I have 4.15GB of archival data. I tried to delete some pages, I don’t know why, the data went up to 4.25GB.
I was able to download the wacz file with no error. Is the wacz file safe? or it’s better to restart archive?

DHK · March 25, 2025, 2:40pm

Your post terrified me: I regularly take a 28G warc.gz file, combined with a 9G warc.gz file to create a 37G wacz file, and have never had problems. I never knew of the 4G limit, and apparently my computers haven’t either.

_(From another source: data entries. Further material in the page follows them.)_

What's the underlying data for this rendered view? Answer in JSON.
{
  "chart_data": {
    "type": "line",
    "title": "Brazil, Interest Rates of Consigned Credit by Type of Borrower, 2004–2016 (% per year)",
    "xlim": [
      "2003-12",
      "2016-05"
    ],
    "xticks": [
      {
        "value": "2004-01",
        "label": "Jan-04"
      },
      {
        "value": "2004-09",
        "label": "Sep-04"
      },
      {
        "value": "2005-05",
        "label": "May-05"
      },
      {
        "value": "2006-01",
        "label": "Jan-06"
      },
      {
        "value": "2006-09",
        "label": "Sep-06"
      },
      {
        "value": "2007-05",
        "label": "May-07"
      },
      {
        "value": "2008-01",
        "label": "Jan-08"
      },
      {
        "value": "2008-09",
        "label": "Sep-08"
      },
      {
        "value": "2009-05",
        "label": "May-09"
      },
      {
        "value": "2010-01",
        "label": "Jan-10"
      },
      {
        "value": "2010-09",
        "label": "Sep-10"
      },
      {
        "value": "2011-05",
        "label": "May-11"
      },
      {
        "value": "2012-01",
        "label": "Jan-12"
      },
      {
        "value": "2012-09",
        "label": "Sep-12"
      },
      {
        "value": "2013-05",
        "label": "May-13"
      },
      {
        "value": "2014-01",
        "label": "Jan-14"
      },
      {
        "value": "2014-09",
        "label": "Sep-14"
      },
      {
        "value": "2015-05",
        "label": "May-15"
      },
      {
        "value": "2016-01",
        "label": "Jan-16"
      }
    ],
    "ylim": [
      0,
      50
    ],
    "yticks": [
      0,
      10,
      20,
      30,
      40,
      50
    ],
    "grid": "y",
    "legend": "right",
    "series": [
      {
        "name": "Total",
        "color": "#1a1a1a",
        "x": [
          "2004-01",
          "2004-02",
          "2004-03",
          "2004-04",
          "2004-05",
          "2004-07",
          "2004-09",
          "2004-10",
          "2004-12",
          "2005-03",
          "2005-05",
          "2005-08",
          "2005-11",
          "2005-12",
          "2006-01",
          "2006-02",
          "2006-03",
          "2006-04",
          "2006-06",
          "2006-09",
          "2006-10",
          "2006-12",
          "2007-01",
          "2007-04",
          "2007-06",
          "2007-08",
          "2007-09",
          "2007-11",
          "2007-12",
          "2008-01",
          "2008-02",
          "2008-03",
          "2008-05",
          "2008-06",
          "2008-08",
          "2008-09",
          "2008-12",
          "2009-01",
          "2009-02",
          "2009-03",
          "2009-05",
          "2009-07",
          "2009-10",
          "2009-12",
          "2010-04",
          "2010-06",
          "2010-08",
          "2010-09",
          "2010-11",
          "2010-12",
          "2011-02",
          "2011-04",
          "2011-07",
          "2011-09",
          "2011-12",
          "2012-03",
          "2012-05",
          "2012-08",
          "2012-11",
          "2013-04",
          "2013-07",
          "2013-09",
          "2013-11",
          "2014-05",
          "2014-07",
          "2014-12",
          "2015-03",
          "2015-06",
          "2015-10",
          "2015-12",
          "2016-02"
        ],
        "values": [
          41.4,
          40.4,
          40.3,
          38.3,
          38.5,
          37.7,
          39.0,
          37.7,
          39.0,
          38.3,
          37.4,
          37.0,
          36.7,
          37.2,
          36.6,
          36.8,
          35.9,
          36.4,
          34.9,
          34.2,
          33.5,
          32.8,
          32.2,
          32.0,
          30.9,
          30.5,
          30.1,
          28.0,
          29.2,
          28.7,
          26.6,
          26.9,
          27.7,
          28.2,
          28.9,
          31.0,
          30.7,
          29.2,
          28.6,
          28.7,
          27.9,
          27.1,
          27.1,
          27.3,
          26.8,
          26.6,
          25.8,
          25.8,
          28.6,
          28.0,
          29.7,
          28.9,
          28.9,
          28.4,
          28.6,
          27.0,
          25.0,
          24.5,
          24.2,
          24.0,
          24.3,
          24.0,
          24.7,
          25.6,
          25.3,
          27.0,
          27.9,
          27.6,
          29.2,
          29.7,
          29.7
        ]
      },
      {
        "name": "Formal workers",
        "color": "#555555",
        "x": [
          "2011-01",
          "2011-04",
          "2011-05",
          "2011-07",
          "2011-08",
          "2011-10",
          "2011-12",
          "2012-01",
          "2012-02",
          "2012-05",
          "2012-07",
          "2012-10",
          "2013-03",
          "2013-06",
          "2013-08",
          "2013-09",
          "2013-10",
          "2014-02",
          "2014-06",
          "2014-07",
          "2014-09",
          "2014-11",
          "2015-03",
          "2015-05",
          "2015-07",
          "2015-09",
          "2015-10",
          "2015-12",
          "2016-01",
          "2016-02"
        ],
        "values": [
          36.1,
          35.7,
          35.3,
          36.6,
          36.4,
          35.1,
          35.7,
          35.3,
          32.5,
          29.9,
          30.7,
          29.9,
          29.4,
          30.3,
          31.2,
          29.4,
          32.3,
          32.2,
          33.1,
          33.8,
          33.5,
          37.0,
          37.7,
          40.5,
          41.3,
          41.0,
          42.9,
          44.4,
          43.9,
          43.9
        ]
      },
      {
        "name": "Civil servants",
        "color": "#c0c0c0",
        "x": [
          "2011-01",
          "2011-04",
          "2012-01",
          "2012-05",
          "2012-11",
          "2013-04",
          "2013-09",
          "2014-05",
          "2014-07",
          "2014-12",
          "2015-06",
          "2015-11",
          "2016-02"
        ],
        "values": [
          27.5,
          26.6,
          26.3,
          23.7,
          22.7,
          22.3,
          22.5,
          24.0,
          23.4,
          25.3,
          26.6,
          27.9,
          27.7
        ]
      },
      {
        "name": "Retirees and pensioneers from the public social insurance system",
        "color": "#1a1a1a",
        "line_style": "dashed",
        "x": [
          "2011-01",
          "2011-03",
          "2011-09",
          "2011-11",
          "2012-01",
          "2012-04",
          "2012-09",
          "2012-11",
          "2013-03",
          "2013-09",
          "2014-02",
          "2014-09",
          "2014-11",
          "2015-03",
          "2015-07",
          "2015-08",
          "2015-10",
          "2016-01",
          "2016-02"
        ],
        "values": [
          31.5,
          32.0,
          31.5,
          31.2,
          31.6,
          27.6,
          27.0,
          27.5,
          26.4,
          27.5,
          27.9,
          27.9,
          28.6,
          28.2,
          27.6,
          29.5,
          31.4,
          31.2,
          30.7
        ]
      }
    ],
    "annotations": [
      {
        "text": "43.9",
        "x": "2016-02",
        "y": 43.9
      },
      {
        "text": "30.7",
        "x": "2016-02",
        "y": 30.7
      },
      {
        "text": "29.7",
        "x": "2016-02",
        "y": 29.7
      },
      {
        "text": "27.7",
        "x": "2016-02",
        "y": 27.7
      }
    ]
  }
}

Hank · March 25, 2025, 4:14pm

No idea where you found this but it’s incorrect. WACZ files can be of any size, in Browsertrix they are saved in 10GB increments while crawling, but that’s really just a resilience precaution / convenience (downloading one giant file in a web browser is harder than many smaller files).

macg3110 · March 25, 2025, 7:58pm

Interesting. I found the information in the forum.

Might be information is too old, and the tool is updated?
But, as fact. I archived 35-45GB, tried to download them, and it failed to download several times.

Anyway, thanks for the information, seems like 4-5GB would be fine to download with no error

Hank · March 25, 2025, 8:20pm

Oh yeah, that’s an old bug! Fixed long ago.

From Browsertrix? As I mentioned, downloading larger files in a web browser can have issues… If your connection drops out, web browsers aren’t great at resuming. You may consider downloading the individual ~10GB WACZ files available in the files tab of your archived item. Granted, the process for loading these into ReplayWeb.page via a JSON file is a little under-documented right now.

macg3110 · March 29, 2025, 8:02pm

Oh, thanks!
I don’t know anything about scripting, the json file might be too smart for me, but I will try if I can handle it

Hank · March 29, 2025, 11:49pm

While ReplayWeb.page accepts a JSON file, you may also have an easier time combining these into a multi-WACZ file.

If you download any collection containing multiple crawls / uploads, unzip the WACZ with any unarchiving program (Archive Utility, Keka, The Unarchiver, etc on macOS or 7Zip on Windows) you should find a similar JSON file within that can serve as a reference! Mirror the directory structure with your downloaded files, list the new files in the JSON where the previous ones where, and zip it back up!